How Can Veterans Pay for Addiction Treatment?

Veterans with substance use disorders who attend college still need to pay for treatment for their addictions. This might be a challenge for some, considering that veterans typically receive treatment in VA facilities and these facilities might not be located near their college campuses. Fortunately, veterans with substance use disorders have options regarding where they receive treatment and how their VA benefits pay for that treatment.   

Programs to Pay for Veterans’ Treatment

The increased attention that substance use disorders and mental health issues have received in recent years has led to an increase in the amount of research and programming that the VA provides in this area. Besides receiving treatment at a VA health care facility, programs that veterans can use to help pay for substance abuse treatment include:


Tricare is the health insurance program for uniformed service members and their families. It also covers retirees from the military.

Veteran’s Choice

The Veteran’s Access, Choice, and Accountability act of 2014 made it possible for veterans to receive health care services at non-VA facilities. Federal funding for this program ended in 2018. Interim funding has been approved until the program can be replaced by the newer MISSION Act program.

Community Care

When the VA is unable to provide the health care that veterans in a certain area need, the Community Care program allows these veterans to receive care through community providers. Unlike the Veteran’s Choice program, eligibility for Community Care is based on specific eligibility, need, and availability requirements.

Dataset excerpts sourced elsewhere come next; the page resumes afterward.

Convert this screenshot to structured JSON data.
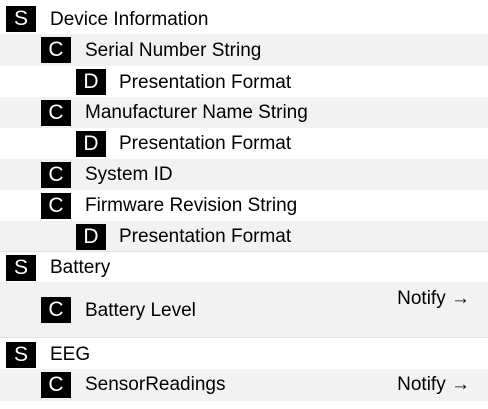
{
  "tree": {
    "rows": [
      {
        "type": "S",
        "label": "Device Information",
        "action": ""
      },
      {
        "type": "C",
        "label": "Serial Number String",
        "action": ""
      },
      {
        "type": "D",
        "label": "Presentation Format",
        "action": ""
      },
      {
        "type": "C",
        "label": "Manufacturer Name String",
        "action": ""
      },
      {
        "type": "D",
        "label": "Presentation Format",
        "action": ""
      },
      {
        "type": "C",
        "label": "System ID",
        "action": ""
      },
      {
        "type": "C",
        "label": "Firmware Revision String",
        "action": ""
      },
      {
        "type": "D",
        "label": "Presentation Format",
        "action": ""
      },
      {
        "type": "S",
        "label": "Battery",
        "action": ""
      },
      {
        "type": "C",
        "label": "Battery Level",
        "action": "Notify →"
      },
      {
        "type": "S",
        "label": "EEG",
        "action": ""
      },
      {
        "type": "C",
        "label": "SensorReadings",
        "action": "Notify →"
      }
    ]
  }
}
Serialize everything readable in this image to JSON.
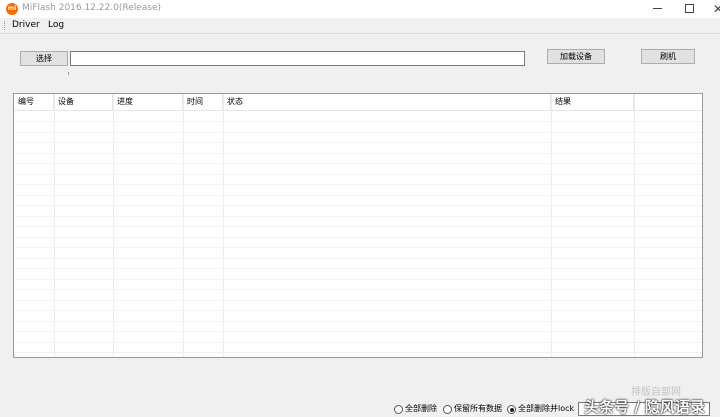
{
  "window": {
    "title": "MiFlash 2016.12.22.0(Release)",
    "icon_text": "mi",
    "controls": {
      "minimize": "minimize",
      "maximize": "maximize",
      "close": "✕"
    }
  },
  "menu": {
    "items": [
      "Driver",
      "Log"
    ]
  },
  "toolbar": {
    "select_label": "选择",
    "path_value": "",
    "load_device_label": "加载设备",
    "flash_label": "刷机"
  },
  "table": {
    "columns": [
      "编号",
      "设备",
      "进度",
      "时间",
      "状态",
      "结果",
      ""
    ],
    "rows": []
  },
  "footer": {
    "options": [
      {
        "label": "全部删除",
        "checked": false
      },
      {
        "label": "保留所有数据",
        "checked": false
      },
      {
        "label": "全部删除并lock",
        "checked": true
      }
    ],
    "combo_value": ""
  },
  "watermark": {
    "line1": "排版自部网",
    "line2": "头条号 / 隐风语录"
  },
  "colors": {
    "accent": "#ff6900",
    "window_bg": "#f0f0f0",
    "button_bg": "#e1e1e1"
  }
}
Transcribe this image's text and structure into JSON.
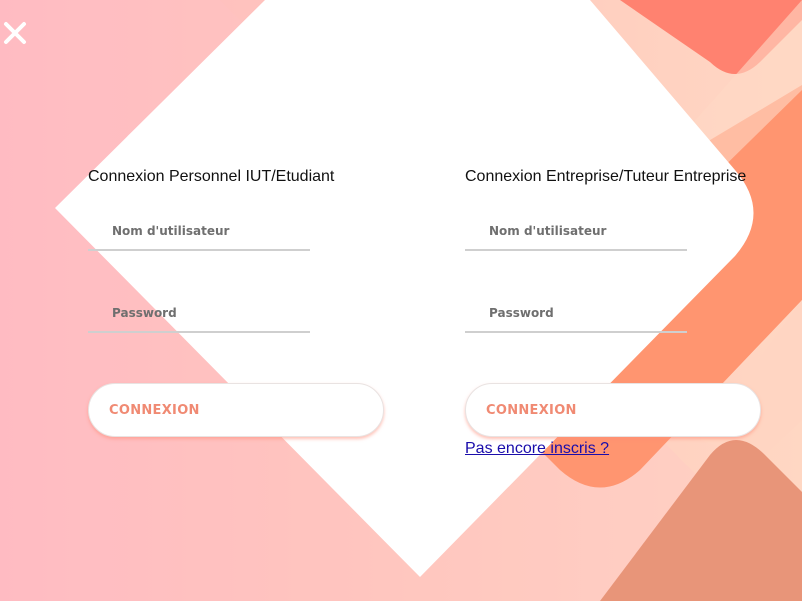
{
  "login": {
    "personnel": {
      "title": "Connexion Personnel IUT/Etudiant",
      "username_placeholder": "Nom d'utilisateur",
      "password_placeholder": "Password",
      "button_label": "CONNEXION"
    },
    "entreprise": {
      "title": "Connexion Entreprise/Tuteur Entreprise",
      "username_placeholder": "Nom d'utilisateur",
      "password_placeholder": "Password",
      "button_label": "CONNEXION",
      "register_link": "Pas encore inscris ?"
    }
  },
  "icons": {
    "close": "close-icon"
  },
  "colors": {
    "accent": "#f08a73",
    "shape_coral": "#ff8470",
    "shape_orange": "#ff9a74",
    "shape_tan": "#e79679",
    "link": "#1a0dab"
  }
}
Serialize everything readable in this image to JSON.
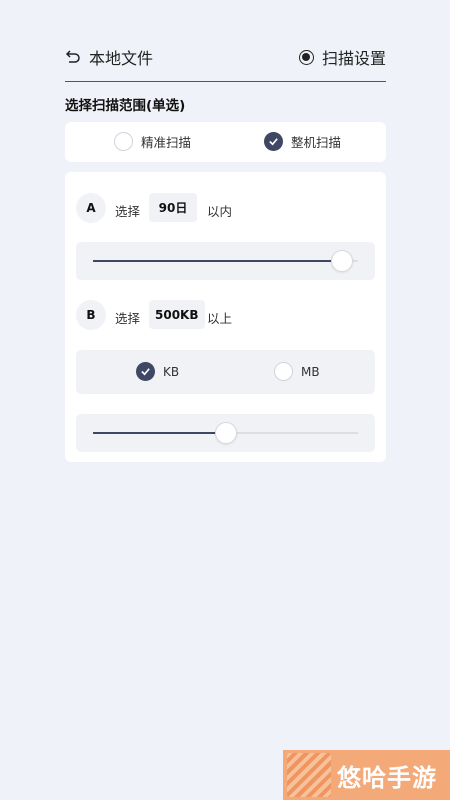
{
  "header": {
    "back_label": "本地文件",
    "scan_settings_label": "扫描设置"
  },
  "scan_range": {
    "title": "选择扫描范围(单选)",
    "options": [
      {
        "label": "精准扫描",
        "selected": false
      },
      {
        "label": "整机扫描",
        "selected": true
      }
    ]
  },
  "filter_a": {
    "badge": "A",
    "prefix": "选择",
    "value": "90日",
    "suffix": "以内",
    "slider_fraction": 0.94
  },
  "filter_b": {
    "badge": "B",
    "prefix": "选择",
    "value": "500KB",
    "suffix": "以上",
    "slider_fraction": 0.5,
    "units": [
      {
        "label": "KB",
        "selected": true
      },
      {
        "label": "MB",
        "selected": false
      }
    ]
  },
  "watermark": {
    "text": "悠哈手游"
  },
  "colors": {
    "accent": "#3e4763",
    "background": "#eff2f8",
    "card": "#ffffff"
  }
}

Passed in 2018, the VA MISSION Act expands access to health care for veterans. By addressing gaps in service across all areas of VA health care provision, this act allows veterans to receive services at both VA and non-VA health care facilities. The act also closes gaps in service related to walk-in care and prescription drugs. The MISSION Act will eventually replace both the Veteran’s Choice program and Community Care.


Through post-secondary education, veterans can obtain degrees and participate in treatment programs at the same time. This degree allows them to earn higher incomes and improve their overall quality of life while reducing their chances of relapsing. Collegiate recovery programs, VA education benefits like the GI Bill, and VA health care programs all play a role in helping veterans get the help they need with addiction while attending school. If you know a veteran struggling with addiction, encourage them to get help as soon as possible, and to consider higher learning as one of their options while they pursue sober living.